Dans la décision, Anthony Chan J a fait référence à Klöckner Pentaplast GmbH & Co KG contre Advance Technology (HK) Co Ltd [2011] 4HKLRD 262Klöckner« ), dans lequel le juge Saunders avait estimé que la clause compromissoire en question ne satisfaisait pas aux exigences de sa loi applicable, la RPC. La clause détaillait :

  • comment les arbitres seraient nommés ;
  • les règles régissant la procédure d’arbitrage (les règles d’arbitrage de la Chambre de commerce internationale (« Règles de la CCI ») ;
  • la ville où se déroulerait la procédure d’arbitrage (Shanghai) ; et
  • les lois régissant l’accord (République fédérale d’Allemagne).

Cependant, la clause ne parvenait pas à désigner l’institution arbitrale.
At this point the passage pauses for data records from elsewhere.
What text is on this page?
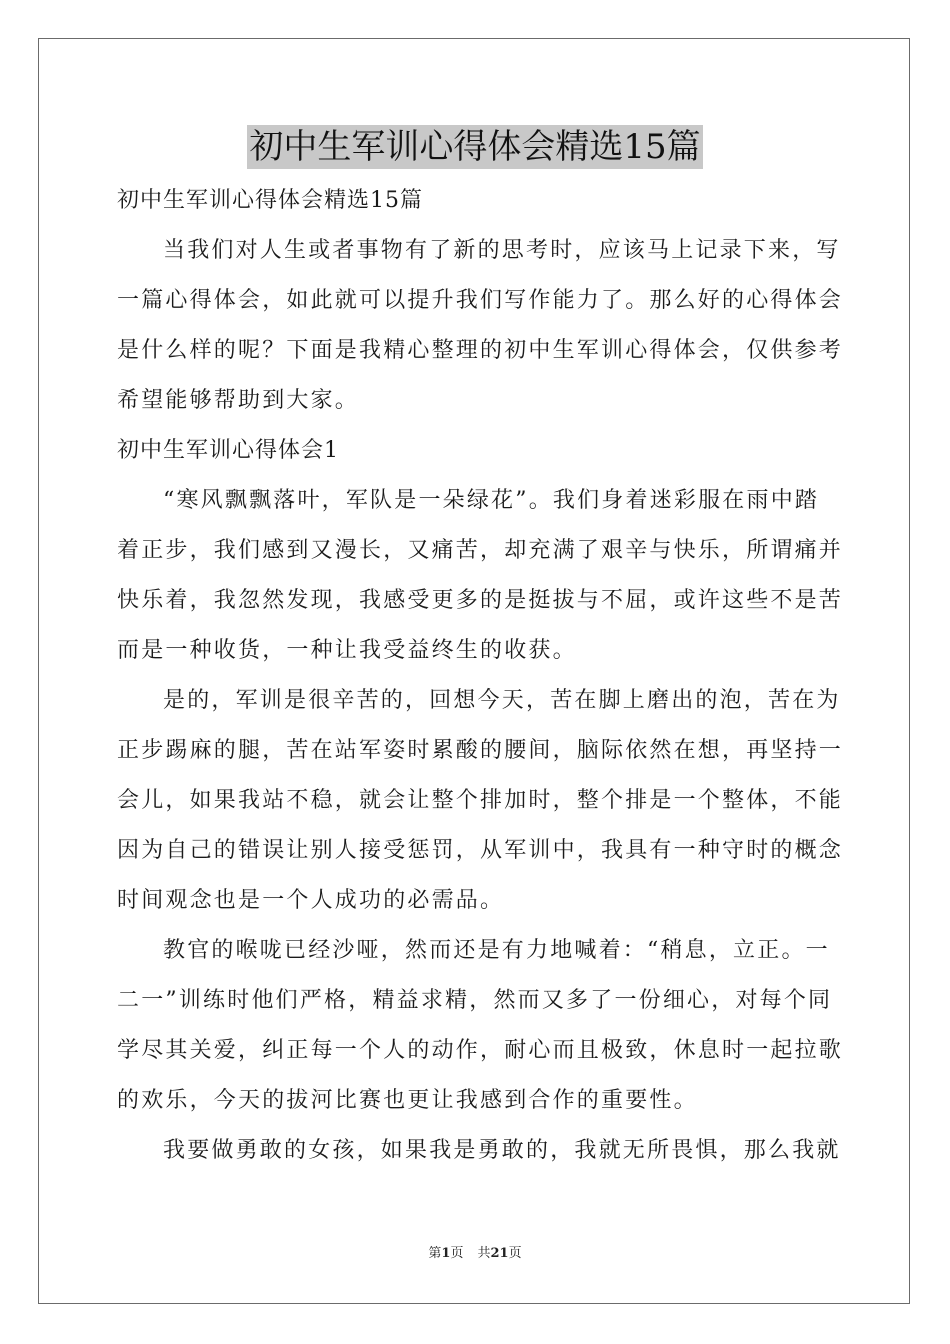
初中生军训心得体会精选15篇
初中生军训心得体会精选15篇
当我们对人生或者事物有了新的思考时，应该马上记录下来，写
一篇心得体会，如此就可以提升我们写作能力了。那么好的心得体会
是什么样的呢？下面是我精心整理的初中生军训心得体会，仅供参考
希望能够帮助到大家。
初中生军训心得体会1
“寒风飘飘落叶，军队是一朵绿花”。我们身着迷彩服在雨中踏
着正步，我们感到又漫长，又痛苦，却充满了艰辛与快乐，所谓痛并
快乐着，我忽然发现，我感受更多的是挺拔与不屈，或许这些不是苦
而是一种收货，一种让我受益终生的收获。
是的，军训是很辛苦的，回想今天，苦在脚上磨出的泡，苦在为
正步踢麻的腿，苦在站军姿时累酸的腰间，脑际依然在想，再坚持一
会儿，如果我站不稳，就会让整个排加时，整个排是一个整体，不能
因为自己的错误让别人接受惩罚，从军训中，我具有一种守时的概念
时间观念也是一个人成功的必需品。
教官的喉咙已经沙哑，然而还是有力地喊着：“稍息，立正。一
二一”训练时他们严格，精益求精，然而又多了一份细心，对每个同
学尽其关爱，纠正每一个人的动作，耐心而且极致，休息时一起拉歌
的欢乐，今天的拔河比赛也更让我感到合作的重要性。
我要做勇敢的女孩，如果我是勇敢的，我就无所畏惧，那么我就
第1页 共21页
Malgré l’élection des parties aux règles de la CCI, en omettant de désigner un centre d’arbitrage, la Cour a jugé la clause d’arbitrage invalide en vertu de la loi sur l’arbitrage de la RPC.

C’est là que les faits de Klöckner et Grand Océan diverger. Dans Grand Océance n’est pas qu’une institution arbitraire n’ait pas été nommée, mais plutôt qu’elle n’ait pas été nommée correctement.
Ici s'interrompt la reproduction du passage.